Once or twice I let her stay at home, but soon I suspected her illness was either fake or psychosomatic. I consulted parenting advisers who told me that I was to insist she went to school, however unwell she felt, and to go to the school nurse if she really felt unable to cope. They advised against bribing her, but said there was nothing wrong with a reward for toughing it out. We agreed on a trip to a pizzeria if she made it through the next week - and she did. Gradually, she forgot that she had a problem.

In effect, I was amateurishly practising cognitive behaviour therapy, the technique sometimes prescribed if school refusal develops to the point of phobia and the child has to go to the doctor for help. This technique involves breaking the problem down into small steps and encouraging the child to focus on the positive achievements so that he or she becomes a little bolder each day. Hard as it may seem while a child is wailing, or resisting being peeled off the bedroom floor, it is worth the agony, as I told the mother who telephoned for advice.

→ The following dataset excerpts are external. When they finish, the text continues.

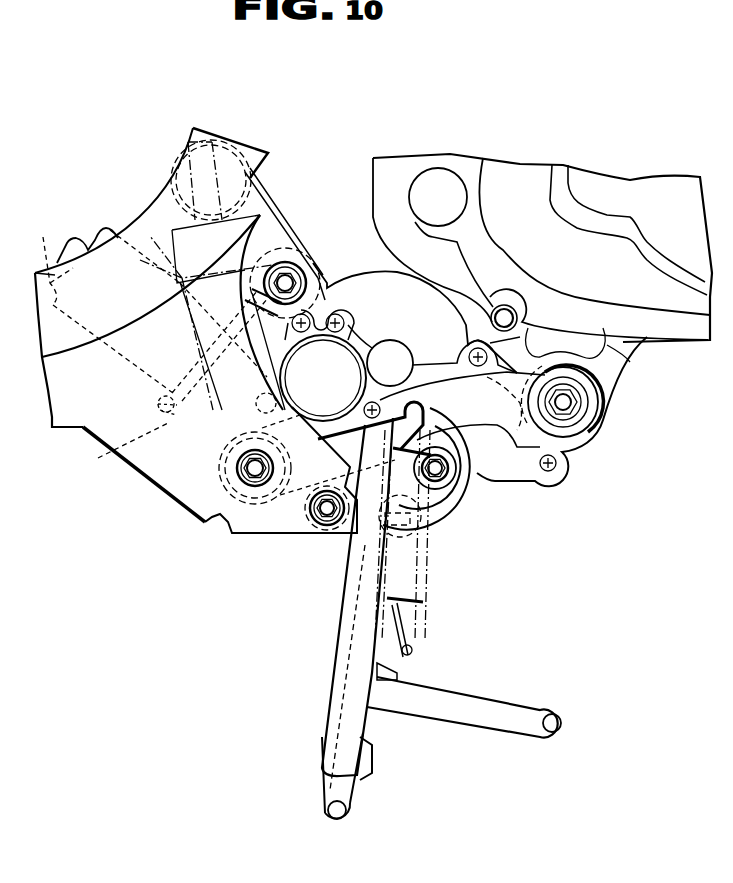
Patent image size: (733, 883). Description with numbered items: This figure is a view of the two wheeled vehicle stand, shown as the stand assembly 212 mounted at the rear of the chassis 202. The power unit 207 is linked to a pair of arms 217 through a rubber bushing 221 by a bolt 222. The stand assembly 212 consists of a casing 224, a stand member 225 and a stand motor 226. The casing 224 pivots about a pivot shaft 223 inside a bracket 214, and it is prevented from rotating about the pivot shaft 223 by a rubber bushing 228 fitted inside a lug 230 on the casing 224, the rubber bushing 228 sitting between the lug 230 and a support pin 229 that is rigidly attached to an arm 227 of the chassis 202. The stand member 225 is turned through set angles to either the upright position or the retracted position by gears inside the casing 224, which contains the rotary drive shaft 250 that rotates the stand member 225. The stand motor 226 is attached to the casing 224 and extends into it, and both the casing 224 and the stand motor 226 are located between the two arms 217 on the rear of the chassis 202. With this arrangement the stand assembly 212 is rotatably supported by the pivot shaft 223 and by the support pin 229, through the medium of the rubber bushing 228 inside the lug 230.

The chassis 202 is at (157, 210).
The power unit 207 is at (675, 333).
The stand assembly 212 is at (350, 581).
The bracket 214 is at (157, 472).
The arms 217 is at (282, 505).
The rubber bushing 221 is at (600, 403).
The bolt 222 is at (568, 406).
The pivot shaft 223 is at (327, 512).
The casing 224 is at (470, 510).
The stand member 225 is at (324, 738).
The stand motor 226 is at (168, 420).
The arm 227 is at (262, 200).
The rubber bushing 228 is at (280, 253).
The support pin 229 is at (287, 281).
The lug 230 is at (355, 266).
The rotary drive shaft 250 is at (445, 473).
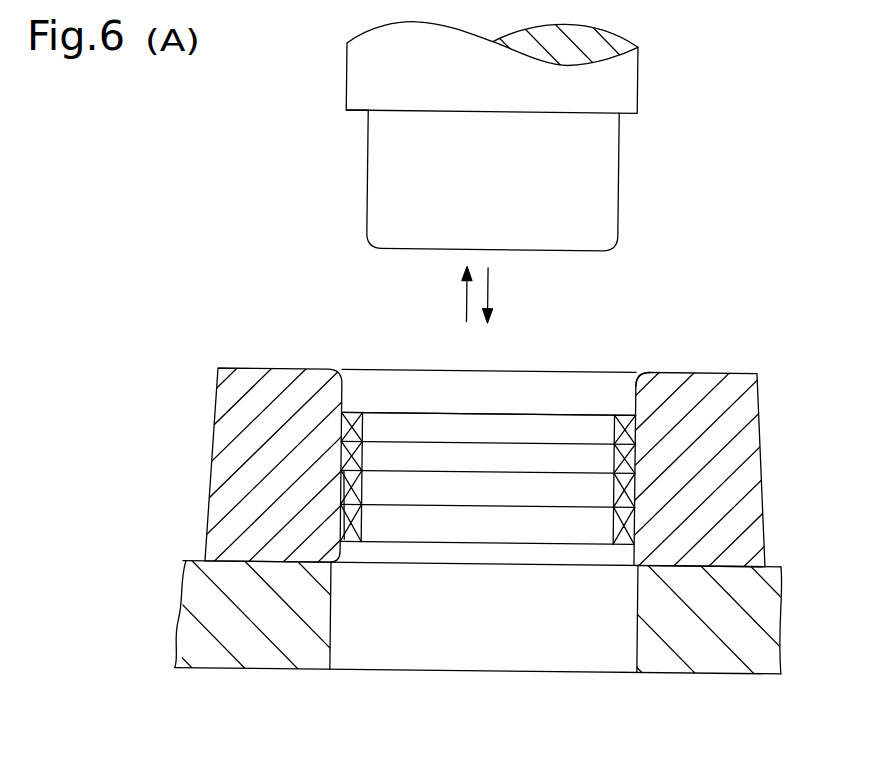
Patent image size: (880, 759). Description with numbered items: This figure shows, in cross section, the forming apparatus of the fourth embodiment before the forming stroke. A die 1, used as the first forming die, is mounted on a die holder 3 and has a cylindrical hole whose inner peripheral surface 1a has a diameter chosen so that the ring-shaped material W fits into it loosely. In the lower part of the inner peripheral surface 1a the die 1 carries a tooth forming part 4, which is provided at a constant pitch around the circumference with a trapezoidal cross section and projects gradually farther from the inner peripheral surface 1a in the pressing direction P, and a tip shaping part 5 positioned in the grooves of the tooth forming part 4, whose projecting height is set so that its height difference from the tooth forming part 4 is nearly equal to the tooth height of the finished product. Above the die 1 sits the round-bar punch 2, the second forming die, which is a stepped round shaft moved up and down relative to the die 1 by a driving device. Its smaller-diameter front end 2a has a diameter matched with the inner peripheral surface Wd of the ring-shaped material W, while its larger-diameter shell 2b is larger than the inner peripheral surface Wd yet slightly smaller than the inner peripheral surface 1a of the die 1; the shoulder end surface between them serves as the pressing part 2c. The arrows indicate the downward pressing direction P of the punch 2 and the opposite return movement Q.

The die 1 is at (441, 444).
The inner peripheral surface 1a is at (632, 380).
The punch 2 is at (491, 133).
The front end 2a is at (381, 211).
The shell 2b is at (360, 75).
The pressing part 2c is at (357, 111).
The die holder 3 is at (715, 653).
The tooth forming part 4 is at (348, 499).
The tip shaping part 5 is at (361, 540).
The ring-shaped material W is at (576, 436).
The inner peripheral surface of the ring-shaped material Wd is at (376, 411).
The upward (return) force Q is at (458, 297).
The pressing direction P is at (492, 285).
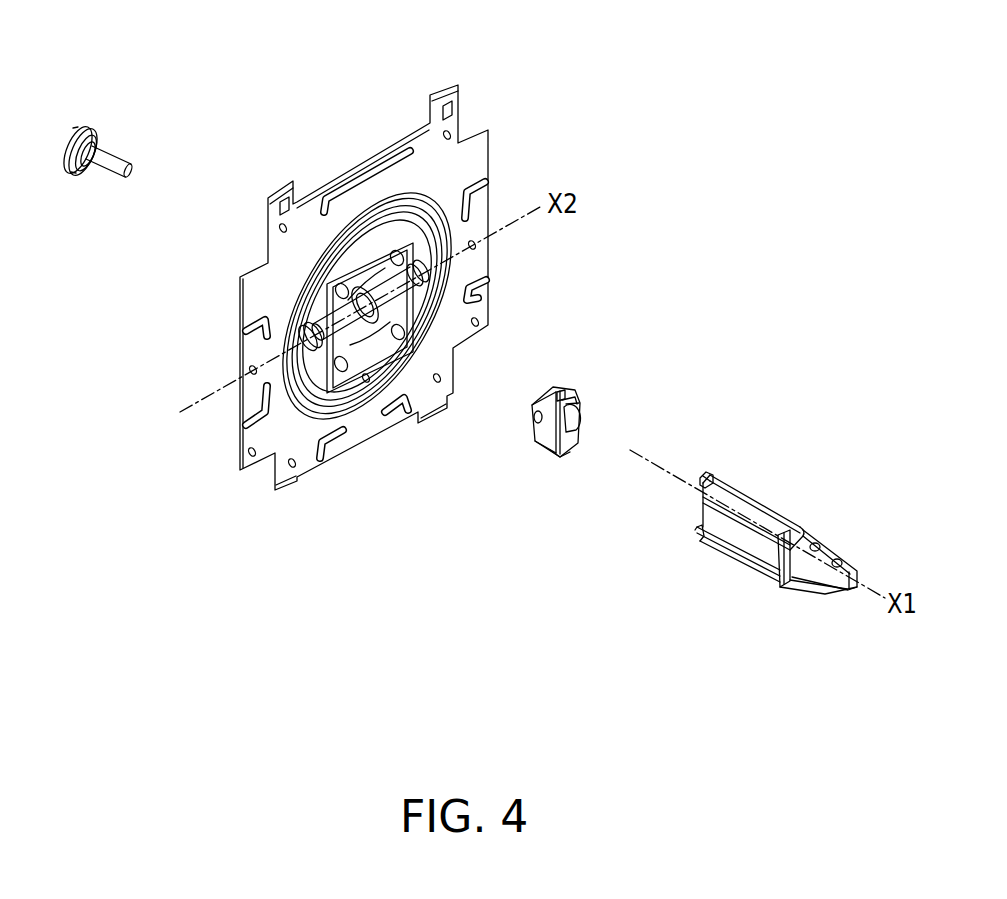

Once she got into school, her daughter would almost undoubtedly be fine. Sometimes when I was most worried about my children, I would sneak past the school to watch what was going on at break time. The child who had been claiming that no one spoke to him or her was not standing on the edge looking miserable but part of a happy chatting group or football game. Children do often hype up their dramas for home to get delicious - but sometimes misguided - sympathy.